Patti Smith (born December 30, 1946) is an American musician, singer, and poet. She came to prominence during the punk movement with her 1975 debut album Horses. Called "punk rock's poet laureate", she brought a feminist and intellectual take to punk music and became one of rock and roll's most influential female musicians.
She was born Patti Lee Smith in Chicago, Illinois and raised in New Jersey. Her father was an atheist and her mother was a devout Jehovah's Witness. The family was not wealthy and, her formal education over at 16, Smith went to work in a factory – an experience she found excruciating. She also bore a child whom she gave up for adoption. In 1969 she left New Jersey for good.
When Smith first arrived in New York City, she lived in the Chelsea Hotel with Robert Mapplethorpe. The two were lovers for a time, in spite of Mapplethorpe's homosexuality, and they remained close friends until Mapplethorpe's death from AIDS in 1989. (Among Smith's other well-known lovers were poet Jim Carroll and Television member Tom Verlaine). She spent the early 1970s painting, writing, and performing spoken-word poetry—frequently at St. Mark's Poetry Project. In 1971 she performed – for one night only – in the play Cowboy Mouth, a collaboration with the playwright and actor Sam Shepard (the published play's notes call for "a man who looks like a coyote and a woman who looks like a crow").
Smith subsidized her career in these years by publishing rock journalism, especially in Creem magazine. She also wrote songs during this period in connection with Allen Lanier of the Blue Öyster Cult, who recorded several songs to which Smith contributed, including "Career of Evil," "Fire of Unknown Origin," "The Revenge of Vera Gemini," and "Shooting Shark."
By 1974, however, Patti Smith was performing rock music herself, initially with guitarist and rock archivist Lenny Kaye, and later with a full band comprising Kaye, Ivan Kral (guitar), Jay Dee Daugherty (drums) and Richard Sohl (piano). Financed by Robert Mapplethorpe, the band recorded a first single, "Piss Factory/Hey Joe," in 1974. The A-side describes the helpless anger Smith had felt while working on a factory assembly line and the salvation she discovered in the form of a shoplifted book, the 19th-century French poet Arthur Rimbaud's Illuminations. The B-side was a version of the rock standard with the addition of a spoken-word piece about fugitive heiress Patty Hearst.
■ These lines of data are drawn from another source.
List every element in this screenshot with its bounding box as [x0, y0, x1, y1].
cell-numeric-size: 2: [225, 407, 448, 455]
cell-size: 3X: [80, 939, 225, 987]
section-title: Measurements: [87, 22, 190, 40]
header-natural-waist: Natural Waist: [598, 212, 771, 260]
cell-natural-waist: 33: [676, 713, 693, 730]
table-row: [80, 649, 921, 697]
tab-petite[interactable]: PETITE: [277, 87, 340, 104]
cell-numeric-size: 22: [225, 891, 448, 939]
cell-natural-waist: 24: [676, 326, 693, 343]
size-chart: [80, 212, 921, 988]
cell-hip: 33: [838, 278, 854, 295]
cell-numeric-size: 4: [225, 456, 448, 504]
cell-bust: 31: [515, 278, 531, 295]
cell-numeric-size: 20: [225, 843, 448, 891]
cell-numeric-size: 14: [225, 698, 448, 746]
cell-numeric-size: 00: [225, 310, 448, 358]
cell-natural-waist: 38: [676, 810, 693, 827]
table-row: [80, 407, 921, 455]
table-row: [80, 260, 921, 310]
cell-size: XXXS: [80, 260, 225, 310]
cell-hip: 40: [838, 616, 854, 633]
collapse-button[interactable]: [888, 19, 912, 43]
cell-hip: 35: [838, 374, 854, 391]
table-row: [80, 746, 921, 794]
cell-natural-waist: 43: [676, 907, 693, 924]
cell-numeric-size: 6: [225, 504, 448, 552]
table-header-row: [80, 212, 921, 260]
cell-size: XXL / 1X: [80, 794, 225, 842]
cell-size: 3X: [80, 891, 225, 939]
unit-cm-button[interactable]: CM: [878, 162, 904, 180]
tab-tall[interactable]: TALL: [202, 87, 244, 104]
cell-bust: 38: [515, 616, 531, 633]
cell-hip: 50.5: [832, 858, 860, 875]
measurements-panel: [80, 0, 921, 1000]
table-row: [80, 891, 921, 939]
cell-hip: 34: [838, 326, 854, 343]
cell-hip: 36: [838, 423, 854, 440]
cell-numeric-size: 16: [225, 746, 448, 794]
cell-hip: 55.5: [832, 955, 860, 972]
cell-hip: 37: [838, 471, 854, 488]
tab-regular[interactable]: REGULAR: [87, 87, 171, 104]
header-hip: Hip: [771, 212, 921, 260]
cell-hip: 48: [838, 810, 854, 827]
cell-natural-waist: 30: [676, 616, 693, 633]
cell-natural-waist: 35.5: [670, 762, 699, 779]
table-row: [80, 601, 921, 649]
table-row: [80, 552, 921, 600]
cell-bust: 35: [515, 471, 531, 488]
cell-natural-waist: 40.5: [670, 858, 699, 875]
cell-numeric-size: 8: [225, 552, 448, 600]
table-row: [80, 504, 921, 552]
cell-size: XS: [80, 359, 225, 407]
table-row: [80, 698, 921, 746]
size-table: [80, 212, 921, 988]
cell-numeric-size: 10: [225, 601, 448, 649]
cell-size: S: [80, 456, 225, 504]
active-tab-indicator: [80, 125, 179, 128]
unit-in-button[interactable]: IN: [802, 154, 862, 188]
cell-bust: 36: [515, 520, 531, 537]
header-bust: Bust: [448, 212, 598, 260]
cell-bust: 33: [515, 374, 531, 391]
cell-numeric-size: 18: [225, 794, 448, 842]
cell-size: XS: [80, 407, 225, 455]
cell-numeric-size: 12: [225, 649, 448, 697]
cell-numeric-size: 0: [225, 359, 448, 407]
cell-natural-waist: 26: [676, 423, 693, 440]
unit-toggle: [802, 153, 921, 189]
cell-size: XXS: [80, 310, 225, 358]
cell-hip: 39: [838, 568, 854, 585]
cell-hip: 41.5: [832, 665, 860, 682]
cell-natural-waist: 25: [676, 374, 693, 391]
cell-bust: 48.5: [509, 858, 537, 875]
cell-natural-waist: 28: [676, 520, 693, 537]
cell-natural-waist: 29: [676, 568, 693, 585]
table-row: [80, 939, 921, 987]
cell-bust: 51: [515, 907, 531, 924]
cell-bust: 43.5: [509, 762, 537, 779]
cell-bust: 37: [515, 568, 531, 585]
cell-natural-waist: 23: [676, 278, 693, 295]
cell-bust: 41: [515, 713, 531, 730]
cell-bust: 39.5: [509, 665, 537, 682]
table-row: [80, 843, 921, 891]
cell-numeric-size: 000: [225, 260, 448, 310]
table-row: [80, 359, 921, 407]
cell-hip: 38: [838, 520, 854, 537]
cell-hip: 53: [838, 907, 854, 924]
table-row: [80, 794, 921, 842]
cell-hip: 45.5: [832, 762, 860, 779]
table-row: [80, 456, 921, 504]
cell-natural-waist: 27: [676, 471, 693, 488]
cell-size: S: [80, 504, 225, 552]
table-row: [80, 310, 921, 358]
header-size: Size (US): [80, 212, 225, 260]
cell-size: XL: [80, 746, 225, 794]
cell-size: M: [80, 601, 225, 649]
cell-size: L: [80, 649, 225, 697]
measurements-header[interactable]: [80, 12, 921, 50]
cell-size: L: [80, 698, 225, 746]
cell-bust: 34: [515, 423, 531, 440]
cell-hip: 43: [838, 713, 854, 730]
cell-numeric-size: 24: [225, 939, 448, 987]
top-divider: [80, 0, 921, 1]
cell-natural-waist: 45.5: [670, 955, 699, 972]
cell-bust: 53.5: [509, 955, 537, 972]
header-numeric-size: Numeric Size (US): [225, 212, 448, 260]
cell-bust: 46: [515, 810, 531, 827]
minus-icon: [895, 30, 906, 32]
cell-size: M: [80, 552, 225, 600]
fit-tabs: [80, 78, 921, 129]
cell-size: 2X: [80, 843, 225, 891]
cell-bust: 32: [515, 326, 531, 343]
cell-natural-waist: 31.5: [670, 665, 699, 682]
The Patti Smith Group was signed by Clive Davis of Arista, and 1975 saw the release of Smith's first album Horses, produced amidst some tension by John Cale, formerly of The Velvet Underground. The record fused rock and roll, proto-punk rock with spoken poetry and is widely considered one of rock's greatest debuts. The album begins with a cover of Van Morrison's "Gloria," and Smith's opening words are some of the most famous in rock: "Jesus died for somebody's sins ... but not mine." The austere cover photograph by Robert Mapplethorpe has become one of rock's classic images.
As the Patti Smith Group toured the United States and Europe, punk's popularity grew. The rawer sound of the group's second album, Radio Ethiopia, reflected this. Considerably less accessible than Horses, Radio Ethiopia received poor reviews. However, several of its songs, notably "Pissing in a River, " "Pumping," and "Ain't It Strange," have stood the test of time, and Smith still performs them regularly in concert.
While touring in support of the record, Smith accidentally danced off a high stage in Tampa, Florida, falling 15 feet into a concrete orchestra pit and breaking several neck vertebrae. The injury required a period of rest and an intensive round of physical therapy, during which time she was able to reassess, re-energize and reorganize her life, a luxury which had been denied her in her swift rise to fame.
The Patti Smith Group produced two further albums before the end of the 1970s. Easter (1978) was her most commercially successful record, containing the hit single "Because the Night" – co-written with Bruce Springsteen – which rose to #13 on the Billboard Hot 100. Wave was less successful, with "Frederick" and "Dancing Barefoot" receiving only minor radio airplay.